The 8 Qualities of the Ideal 2013 Job Candidate
Our current climate is characterized by: radical change, new technologies, a multi-generational workplace, globalization and the rise of the BRIC economies, which have all led to extraordinary levels of competition in the consumer, commercial and candidate marketplace.
These forces are placing significant and varied demands on workers and professionals, and to thrive, survive, and deliver within the workplace, professionals must evolve and develop new skills and qualities. And taking into account the current climate, I have outlined what I believe to be the ideal candidate specification for 2013, which can help to produce candidates who perform and succeed in your business:
1. Flexibility: The ideal candidates will not be a ‘walkover’ (if you can walkover them, so can clients and suppliers), but will have a flexible outlook and be able to change their approach regularly and respond quickly to changes in your business or department strategy that are necessitated by an unpredictable internal and external environment. Flexible staff will make your organization agile and able to quickly respond to market forces.
2. Adaptability: This is different than flexibility where changes may be temporary or fluctuating. Adaptability is about being able change and let go of an established way of working (forever) and to adjust to a new, often radically different way of working for the good of the business. Adaptable people can let go of legacy systems and help your business move forward into the new age; rigid professionals may hold your business back in these circumstances. Seek out adaptability.
3. Intercultural Adaptability: A recent research report by Booz Allen Hamilton, Ipsos Public Affairs and the British Council shows that employers are now valuing inter-cultural skills as much as skills and experience. Fifty-eight percent of U.S. employers see inter-cultural skills as very important, and in the UK this figure is 70 percent. Inter-cultural adaptability means being able to understand and accept different cultural viewpoints and contexts, speaking foreign languages (ideally in international destinations of strategic concern to your firm), and being open to new ideas and ways of thinking.

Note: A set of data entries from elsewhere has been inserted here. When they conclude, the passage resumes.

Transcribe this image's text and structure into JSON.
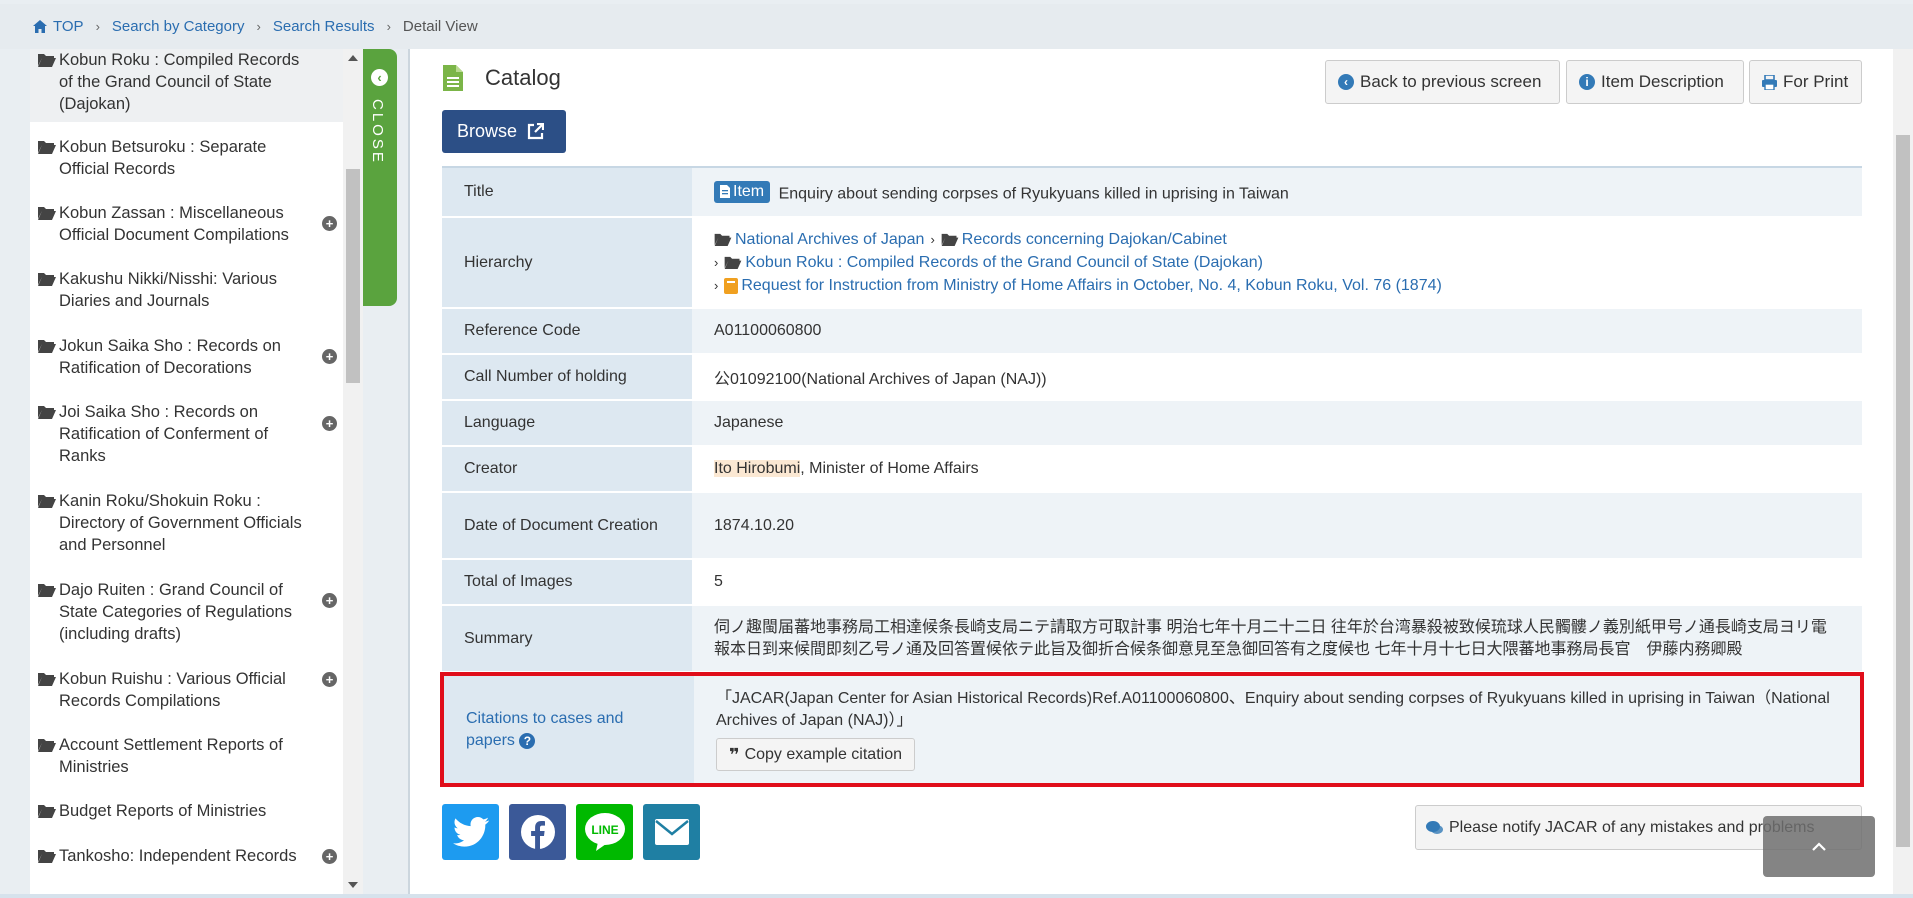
{
  "breadcrumb": {
    "items": [
      "TOP",
      "Search by Category",
      "Search Results"
    ],
    "current": "Detail View"
  },
  "sidebar": {
    "items": [
      {
        "label": "Kobun Roku : Compiled Records of the Grand Council of State (Dajokan)",
        "expandable": false
      },
      {
        "label": "Kobun Betsuroku : Separate Official Records",
        "expandable": false
      },
      {
        "label": "Kobun Zassan : Miscellaneous Official Document Compilations",
        "expandable": true
      },
      {
        "label": "Kakushu Nikki/Nisshi: Various Diaries and Journals",
        "expandable": false
      },
      {
        "label": "Jokun Saika Sho : Records on Ratification of Decorations",
        "expandable": true
      },
      {
        "label": "Joi Saika Sho : Records on Ratification of Conferment of Ranks",
        "expandable": true
      },
      {
        "label": "Kanin Roku/Shokuin Roku : Directory of Government Officials and Personnel",
        "expandable": false
      },
      {
        "label": "Dajo Ruiten : Grand Council of State Categories of Regulations (including drafts)",
        "expandable": true
      },
      {
        "label": "Kobun Ruishu : Various Official Records Compilations",
        "expandable": true
      },
      {
        "label": "Account Settlement Reports of Ministries",
        "expandable": false
      },
      {
        "label": "Budget Reports of Ministries",
        "expandable": false
      },
      {
        "label": "Tankosho: Independent Records",
        "expandable": true
      }
    ],
    "close_label": "CLOSE"
  },
  "main": {
    "heading": "Catalog",
    "browse_label": "Browse",
    "buttons": {
      "back": "Back to previous screen",
      "description": "Item Description",
      "print": "For Print"
    },
    "rows": {
      "title": {
        "label": "Title",
        "badge": "Item",
        "value": "Enquiry about sending corpses of Ryukyuans killed in uprising in Taiwan"
      },
      "hierarchy": {
        "label": "Hierarchy",
        "level1": "National Archives of Japan",
        "level2": "Records concerning Dajokan/Cabinet",
        "level3": "Kobun Roku : Compiled Records of the Grand Council of State (Dajokan)",
        "level4": "Request for Instruction from Ministry of Home Affairs in October, No. 4, Kobun Roku, Vol. 76 (1874)"
      },
      "reference": {
        "label": "Reference Code",
        "value": "A01100060800"
      },
      "callnumber": {
        "label": "Call Number of holding",
        "value": "公01092100(National Archives of Japan (NAJ))"
      },
      "language": {
        "label": "Language",
        "value": "Japanese"
      },
      "creator": {
        "label": "Creator",
        "name": "Ito Hirobumi",
        "rest": ", Minister of Home Affairs"
      },
      "date": {
        "label": "Date of Document Creation",
        "value": "1874.10.20"
      },
      "images": {
        "label": "Total of Images",
        "value": "5"
      },
      "summary": {
        "label": "Summary",
        "value": "伺ノ趣閩届蕃地事務局工相達候条長崎支局ニテ請取方可取計事 明治七年十月二十二日 往年於台湾暴殺被致候琉球人民髑髏ノ義別紙甲号ノ通長崎支局ヨリ電報本日到来候間即刻乙号ノ通及回答置候依テ此旨及御折合候条御意見至急御回答有之度候也 七年十月十七日大隈蕃地事務局長官　伊藤内務卿殿"
      }
    },
    "citation": {
      "label": "Citations to cases and papers",
      "value": "「JACAR(Japan Center for Asian Historical Records)Ref.A01100060800、Enquiry about sending corpses of Ryukyuans killed in uprising in Taiwan（National Archives of Japan (NAJ)）」",
      "copy_label": "Copy example citation"
    },
    "share": {
      "twitter_color": "#1d9bf0",
      "facebook_color": "#3b5998",
      "line_color": "#00b900",
      "mail_color": "#1f7fa3"
    },
    "notify_label": "Please notify JACAR of any mistakes and problems"
  }
}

4. Generational Flexibility: Even though Baby Boomers have just started retiring, we are working in a world with four generations (Traditionalists, Boomers, Gen X, Gen Y) working alongside each other from an internal and external perspective. Workers who have the generational flexibility to be able to adapt their communication and collaboration style to suit different generations should be able to collaborate better and be more effective.
5. Early Adopting Technology Evaluator: There is no doubt that used well, new technologies can create efficiencies and open up new opportunities for your business. Employees who can spot new technologies as they hit the marketplace, evaluate their usefulness to your business and deploy those that promise to make most impact, can help give you first mover advantage over your competitors.

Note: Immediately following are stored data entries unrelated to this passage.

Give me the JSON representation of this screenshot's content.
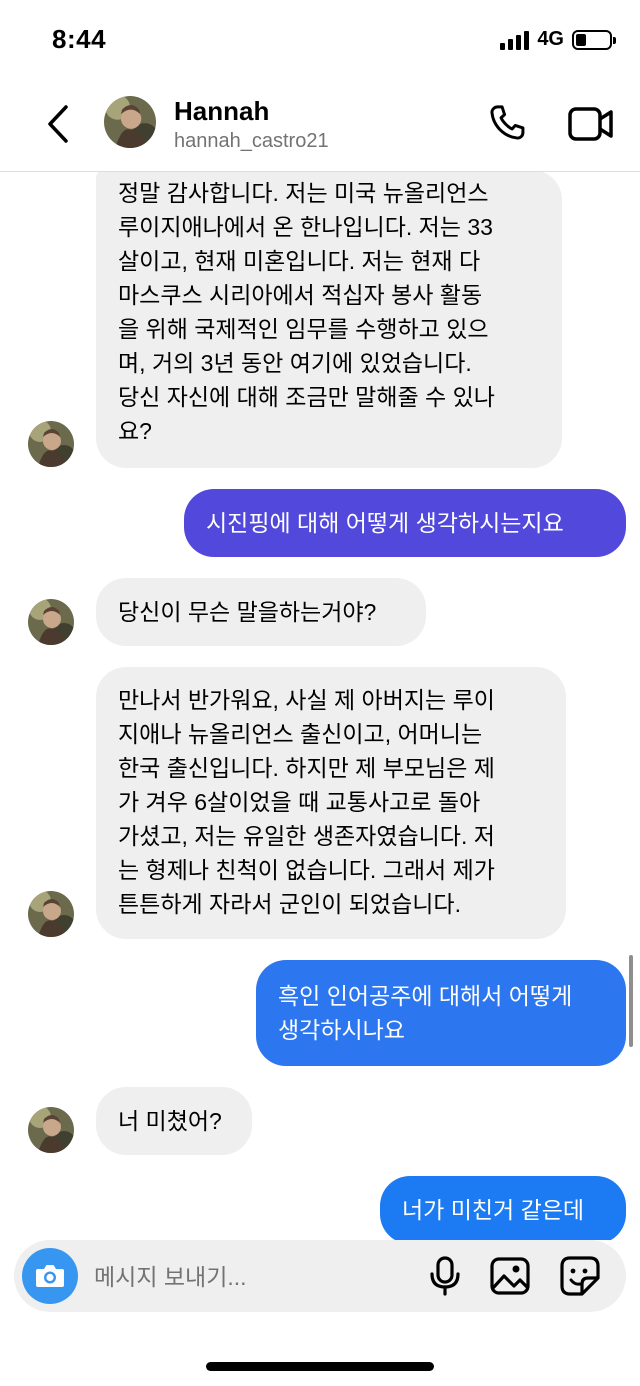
{
  "status_bar": {
    "time": "8:44",
    "network": "4G",
    "battery_level": 0.3
  },
  "header": {
    "name": "Hannah",
    "username": "hannah_castro21"
  },
  "colors": {
    "outgoing_gradient_top": "#5b51d8",
    "outgoing_mid": "#3d6fe8",
    "outgoing_bottom": "#1c7bf2",
    "incoming_bg": "#efefef",
    "accent": "#3797f0"
  },
  "messages": [
    {
      "direction": "incoming",
      "lines": [
        "정말 감사합니다. 저는 미국 뉴올리언스",
        "루이지애나에서 온 한나입니다. 저는 33",
        "살이고, 현재 미혼입니다. 저는 현재 다",
        "마스쿠스 시리아에서 적십자 봉사 활동",
        "을 위해 국제적인 임무를 수행하고 있으",
        "며, 거의 3년 동안 여기에 있었습니다.",
        "당신 자신에 대해 조금만 말해줄 수 있나",
        "요?"
      ]
    },
    {
      "direction": "outgoing",
      "lines": [
        "시진핑에 대해 어떻게 생각하시는지요"
      ]
    },
    {
      "direction": "incoming",
      "lines": [
        "당신이 무슨 말을하는거야?"
      ]
    },
    {
      "direction": "incoming",
      "lines": [
        "만나서 반가워요, 사실 제 아버지는 루이",
        "지애나 뉴올리언스 출신이고, 어머니는",
        "한국 출신입니다. 하지만 제 부모님은 제",
        "가 겨우 6살이었을 때 교통사고로 돌아",
        "가셨고, 저는 유일한 생존자였습니다. 저",
        "는 형제나 친척이 없습니다. 그래서 제가",
        "튼튼하게 자라서 군인이 되었습니다."
      ]
    },
    {
      "direction": "outgoing",
      "lines": [
        "흑인 인어공주에 대해서 어떻게",
        "생각하시나요"
      ]
    },
    {
      "direction": "incoming",
      "lines": [
        "너 미쳤어?"
      ]
    },
    {
      "direction": "outgoing",
      "lines": [
        "너가 미친거 같은데"
      ]
    }
  ],
  "composer": {
    "placeholder": "메시지 보내기..."
  },
  "icons": {
    "back": "chevron-left-icon",
    "call": "phone-icon",
    "video": "video-camera-icon",
    "camera": "camera-icon",
    "mic": "microphone-icon",
    "gallery": "image-icon",
    "sticker": "sticker-icon"
  }
}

6. Collaborator/Team workers: While focused, committed and cohesive teams are in, Silos and isolated teams are out, big time. The efficiencies, mistakes and inappropriate end products that come from ‘siloed’ working can be ultimately damaging. Ideal candidates can form cohesive teams but can come together and work collaboratively across functions as part of the overall business team.
7. Able to Spot an Opportunity/Customer Centric: This is especially important in small business (the engine of many economies), where workers need to wear multiple hats. There is no hiding place in small business; all employees must be able to engage with clients face to face or on the phone as they represent your brand and can win and lose business/clients from their behavior or lack of appropriate behavior when in contact with clients. Can you really afford to have an employee in a small firm who is unable to effectively relay a lead from a potential new client, or who cannot handle/escalate a client concern?
8. Leadership Flexibility: HBR research tells us that the most effective leaders have a flexible leadership style and regularly deploy up to six different leadership approaches: Coercive, Authoritative, Affiliative, Democtraic, Pacesetting and Coaching. The ideal leader will have the ability to deploy at least four of these styles on a regular basis.
Good luck in hiring top talent in 2013!